PALEMBANG, RMNEWS.ID – Adalah salah yang sangat besar bila aparat penegak hukum malah melanggar kodrat menjadi motivator pelanggar hukum. Dengan dalih apapun perbuatan melanggar hukum yang di lakukan oleh oknum aparat adalah perbuatan yang tidak bisa di maafkan menurut pendapat K MAKI melalui Deputy K MAKI Feri Kurniawan.
“Perbuatan pencurian buah sawit di Lahan Plasma PT SNS di desa Sukamaju Kecamatan Plakat Tinggi Kabupaten Muba harus menjadi atensi fihak Kepolisian karena berdampak buruk kepada moralitas masyarakat”, papar Feri Kurniawan.
“Info yang kami dapatkan adanya oknum aparat yang menjadi koordinator pencuri buah sawit di lahan plasma tersebut”, jelas Feri Kurniawan. “Perbuatan oknum ini sangat merusak mental dan moralitas masyarakat dan berpotensi menciptakan konflik horizontal antara petani plasma”, ujar Feri Kurniawan.
“Yang pastinya akan menjadi contoh sangat buruk karena di duga melibatkan aparat penegak hukum dan akan di ikuti oleh masyarakat lainnya karena seakan legalkan perbuatan melawan hukum”, kata Feri Kurniawan.
“Pantauan di lapangan terkait lahan plasma PT SNS yang dikelola KUD dan PT SNS tidak terjadi persengketaan lahan dan dalam kondisi kondusif”, papar Feri Kurniawan
“Namun suasana kondusif ini berpotensi konflik jika pencurian buah sawit di lahan plasma PT SNS di Desa Suka Maju Kecamatan Plakat Tinggi Kabupaten Musi Banyuasin ini tidak di ungkap”, jelas Feri Kurniawan.

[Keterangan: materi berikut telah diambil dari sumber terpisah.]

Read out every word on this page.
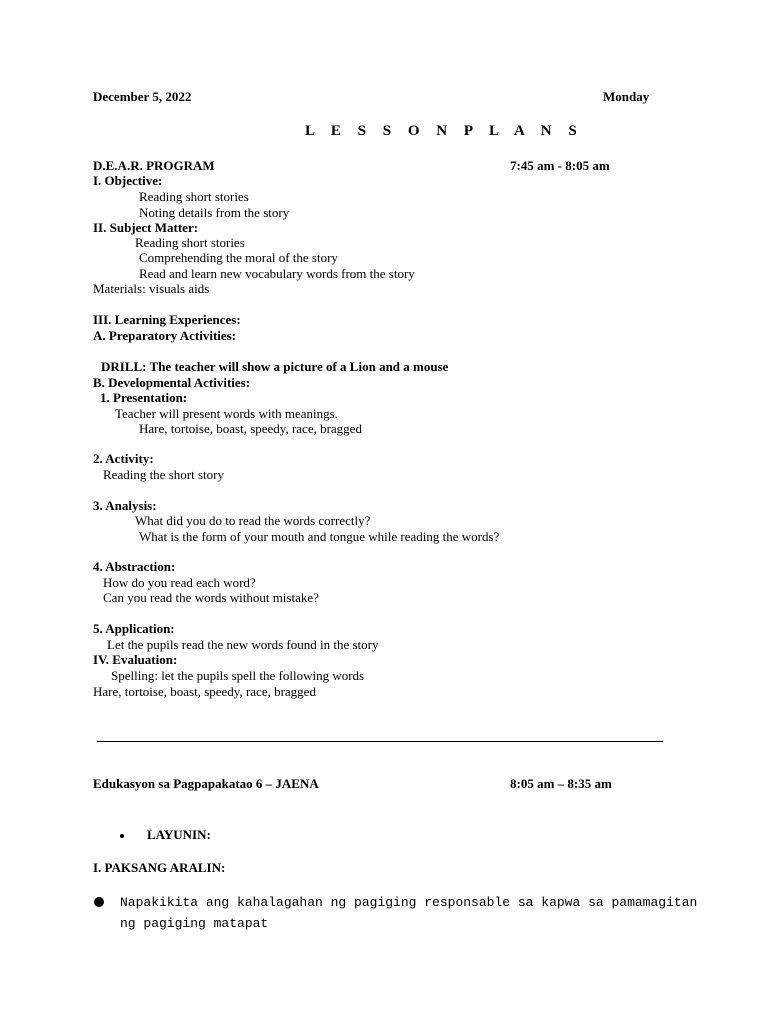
December 5, 2022	Monday
L E S S O N P L A N S
D.E.A.R. PROGRAM	7:45 am - 8:05 am
I. Objective:
Reading short stories
Noting details from the story
II. Subject Matter:
Reading short stories
Comprehending the moral of the story
Read and learn new vocabulary words from the story
Materials: visuals aids
III. Learning Experiences:
A. Preparatory Activities:
DRILL: The teacher will show a picture of a Lion and a mouse
B. Developmental Activities:
1. Presentation:
Teacher will present words with meanings.
Hare, tortoise, boast, speedy, race, bragged
2. Activity:
Reading the short story
3. Analysis:
What did you do to read the words correctly?
What is the form of your mouth and tongue while reading the words?
4. Abstraction:
How do you read each word?
Can you read the words without mistake?
5. Application:
Let the pupils read the new words found in the story
IV. Evaluation:
Spelling: let the pupils spell the following words
Hare, tortoise, boast, speedy, race, bragged
Edukasyon sa Pagpapakatao 6 – JAENA	8:05 am – 8:35 am
LAYUNIN:
I. PAKSANG ARALIN:
Napakikita ang kahalagahan ng pagiging responsable sa kapwa sa pamamagitan
ng pagiging matapat
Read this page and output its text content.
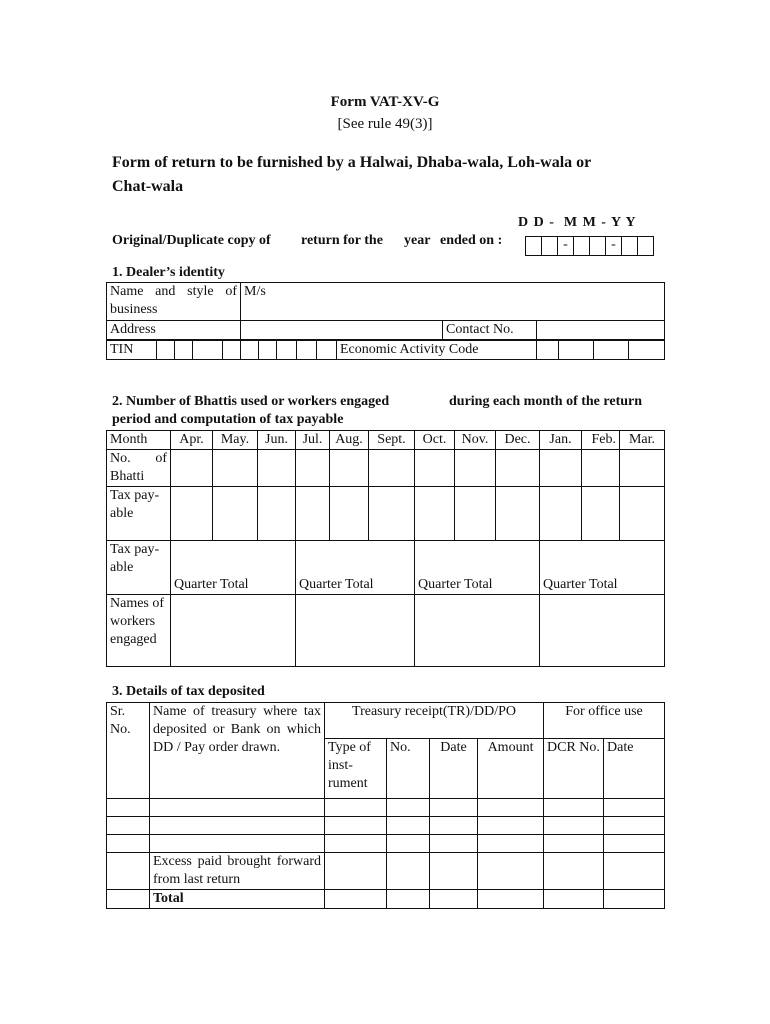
Form VAT-XV-G
[See rule 49(3)]
Form of return to be furnished by a Halwai, Dhaba-wala, Loh-wala or
Chat-wala
D D -  M M - Y Y
Original/Duplicate copy of return for the year ended on :	-	-
1. Dealer’s identity
Name and style of business	M/s		
Address		Contact No.	
TIN										Economic Activity Code				
2. Number of Bhattis used or workers engaged	during each month of the return
period and computation of tax payable
Month	Apr.	May.	Jun.	Jul.	Aug.	Sept.	Oct.	Nov.	Dec.	Jan.	Feb.	Mar.
No. of Bhatti												
Tax pay-able												
Tax pay-able	Quarter Total			Quarter Total			Quarter Total			Quarter Total		
Names of workers engaged												
3. Details of tax deposited
Sr. No.	Name of treasury where tax deposited or Bank on which DD / Pay order drawn.	Treasury receipt(TR)/DD/PO				For office use	
		Type of inst-rument	No.	Date	Amount	DCR No.	Date

	Excess paid brought forward from last return						
	Total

“Dan juga harus di ungkap ekspedisi angkutan yang mengangkut buah sawit curian itu serta PPKS yang menadah buah sawit tersebut”, imbuh Feri lebih lanjut.
“Banyak hal yang akan mengungkap bila Kepolisian serius menindak lanjutinya yaitu membersihkan aparat yang berbuat melawan hukum, PPKS yang menjadi penadah buah sawit curian dan jumlah kerugian perbankan serta pajak terkait penjualan buah sawit curian”, pungkas Feri Kurniawan.